The plant developed a second reverse osmosis process that filters the wasted water, which now is reused. That information was shared with the other North American plants.
“We conserve as a company and we wanted to help inspire others as well to conserve,” Glassock said. “Wyland and his team, as my boss says, are the real deal in terms of dedication and wanting to do the right thing.”
During the first national challenge in 2012, which honored the 40th anniversary of the federal Clean Water Act, contestants from about 1,000 cities in all 50 states made online pledges to save 4.7 billion gallons over one year, according to the Wyland Foundation. The potential cost savings was $11.6 million.
The challenge provides an explanation of the benefits and background for each pledge, as well as links to references to learn more. For example, a leaky faucet that drips at the rate of one drip per second can waste more than 3,000 gallons of water per year.
And the more water that is used, the more energy that is needed to transport that water and to treat it after it becomes waste water.
“Conserving water helps energy independence, but it’s a tough message to get across,” Creech said.
Stoner of the EPA agreed: “Water is heavy, about 8 pounds per gallon. Moving water around really is a big energy drain.”
And she added: “Water is essential for life, and there is no substitute. It’s not like energy where you have alternatives you can substitute for coal or oil or natural gas.”
This year, the challenge includes an 18-wheeler that carries the Wyland Clean Water Mobile Learning Experience, a 1,000-square-foot interactive exhibit.“It’s got a 40-person movie theater and computer-controlled special effects, with foggers blowing and wind,” Creech said. “It’s super cool.”
Now, after two years of the national challenge, Wyland said: “I’m taking it international next year. Let’s bring this to the world. Really, to protect our water, we can’t just protect it in the United States. All the water on the planet is connected.”
Wyland hopes everyone will do simple things to conserve. “Like guys, if you are shaving, get the blade wet, get the face wet and then shut off the faucet,” he said.
Comic Yakor Smirnoff said in his public service video that he brushes his teeth while showering. “That way my skin is minty fresh.”
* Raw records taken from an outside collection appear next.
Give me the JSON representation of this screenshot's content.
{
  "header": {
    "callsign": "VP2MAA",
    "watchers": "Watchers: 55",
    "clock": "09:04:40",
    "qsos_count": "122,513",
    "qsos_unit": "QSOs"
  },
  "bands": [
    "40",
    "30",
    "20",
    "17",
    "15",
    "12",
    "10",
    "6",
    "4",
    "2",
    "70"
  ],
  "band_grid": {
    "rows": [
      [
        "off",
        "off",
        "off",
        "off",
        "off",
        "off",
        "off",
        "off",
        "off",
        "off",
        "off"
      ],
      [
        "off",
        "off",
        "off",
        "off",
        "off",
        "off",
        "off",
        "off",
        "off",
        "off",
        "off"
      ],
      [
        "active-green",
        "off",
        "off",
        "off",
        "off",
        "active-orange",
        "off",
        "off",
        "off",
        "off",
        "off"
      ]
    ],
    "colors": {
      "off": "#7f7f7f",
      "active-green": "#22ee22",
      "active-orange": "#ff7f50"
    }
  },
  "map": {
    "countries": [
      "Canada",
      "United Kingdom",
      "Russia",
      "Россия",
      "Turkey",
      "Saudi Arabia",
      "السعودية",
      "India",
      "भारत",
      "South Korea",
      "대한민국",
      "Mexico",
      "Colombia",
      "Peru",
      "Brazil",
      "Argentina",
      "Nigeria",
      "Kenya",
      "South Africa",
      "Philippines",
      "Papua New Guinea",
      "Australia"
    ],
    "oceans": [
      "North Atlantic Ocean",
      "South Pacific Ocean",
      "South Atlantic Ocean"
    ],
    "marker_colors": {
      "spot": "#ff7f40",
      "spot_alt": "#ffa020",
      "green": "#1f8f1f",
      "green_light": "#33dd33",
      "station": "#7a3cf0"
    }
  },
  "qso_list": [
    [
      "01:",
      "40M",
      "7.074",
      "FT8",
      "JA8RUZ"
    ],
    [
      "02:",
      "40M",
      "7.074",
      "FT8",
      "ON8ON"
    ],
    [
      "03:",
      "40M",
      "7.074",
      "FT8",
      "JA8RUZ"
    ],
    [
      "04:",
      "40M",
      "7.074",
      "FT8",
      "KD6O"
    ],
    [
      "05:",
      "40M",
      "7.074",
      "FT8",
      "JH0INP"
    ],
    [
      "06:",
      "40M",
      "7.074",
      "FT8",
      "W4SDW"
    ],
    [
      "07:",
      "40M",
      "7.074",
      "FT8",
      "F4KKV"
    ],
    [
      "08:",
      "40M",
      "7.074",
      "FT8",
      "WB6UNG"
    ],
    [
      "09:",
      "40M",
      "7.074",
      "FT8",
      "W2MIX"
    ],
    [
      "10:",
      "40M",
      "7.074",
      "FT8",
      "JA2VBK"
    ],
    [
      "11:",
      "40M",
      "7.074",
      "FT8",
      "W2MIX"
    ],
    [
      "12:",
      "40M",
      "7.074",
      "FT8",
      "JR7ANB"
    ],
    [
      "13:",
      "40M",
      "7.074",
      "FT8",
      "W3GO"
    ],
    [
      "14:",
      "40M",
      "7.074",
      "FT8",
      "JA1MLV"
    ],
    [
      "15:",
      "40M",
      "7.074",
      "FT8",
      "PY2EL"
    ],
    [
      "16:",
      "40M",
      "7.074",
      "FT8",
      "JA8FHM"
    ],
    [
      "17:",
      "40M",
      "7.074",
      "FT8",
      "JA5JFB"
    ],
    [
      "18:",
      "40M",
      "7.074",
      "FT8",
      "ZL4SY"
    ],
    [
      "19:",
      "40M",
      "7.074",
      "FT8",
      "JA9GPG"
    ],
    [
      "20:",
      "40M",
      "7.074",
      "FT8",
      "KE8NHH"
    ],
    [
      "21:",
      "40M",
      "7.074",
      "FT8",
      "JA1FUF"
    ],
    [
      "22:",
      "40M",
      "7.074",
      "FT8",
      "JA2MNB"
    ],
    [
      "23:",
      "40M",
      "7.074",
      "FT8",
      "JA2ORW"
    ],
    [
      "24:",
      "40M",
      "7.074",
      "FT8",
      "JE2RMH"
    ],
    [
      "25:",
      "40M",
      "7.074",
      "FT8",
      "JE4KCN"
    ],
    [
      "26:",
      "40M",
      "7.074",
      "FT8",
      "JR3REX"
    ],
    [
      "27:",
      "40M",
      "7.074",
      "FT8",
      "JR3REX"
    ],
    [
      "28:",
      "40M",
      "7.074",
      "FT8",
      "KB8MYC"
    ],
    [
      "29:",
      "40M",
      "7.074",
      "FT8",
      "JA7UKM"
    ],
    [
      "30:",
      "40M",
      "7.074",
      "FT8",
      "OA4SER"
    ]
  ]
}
And comedian John Pinette had his own take on showering. “We’ve all had a roommate, a partner, a spouse who would take 45-minute showers,” he said. “Hey, what are you washing for 45 minutes?“You can wash an elephant in 28 minutes. Don’t ask me how I know that, but you can. What I’m saying is take a 10-minute shower. You get just as clean. Were you just in a nuclear power plant? Get out of the shower.”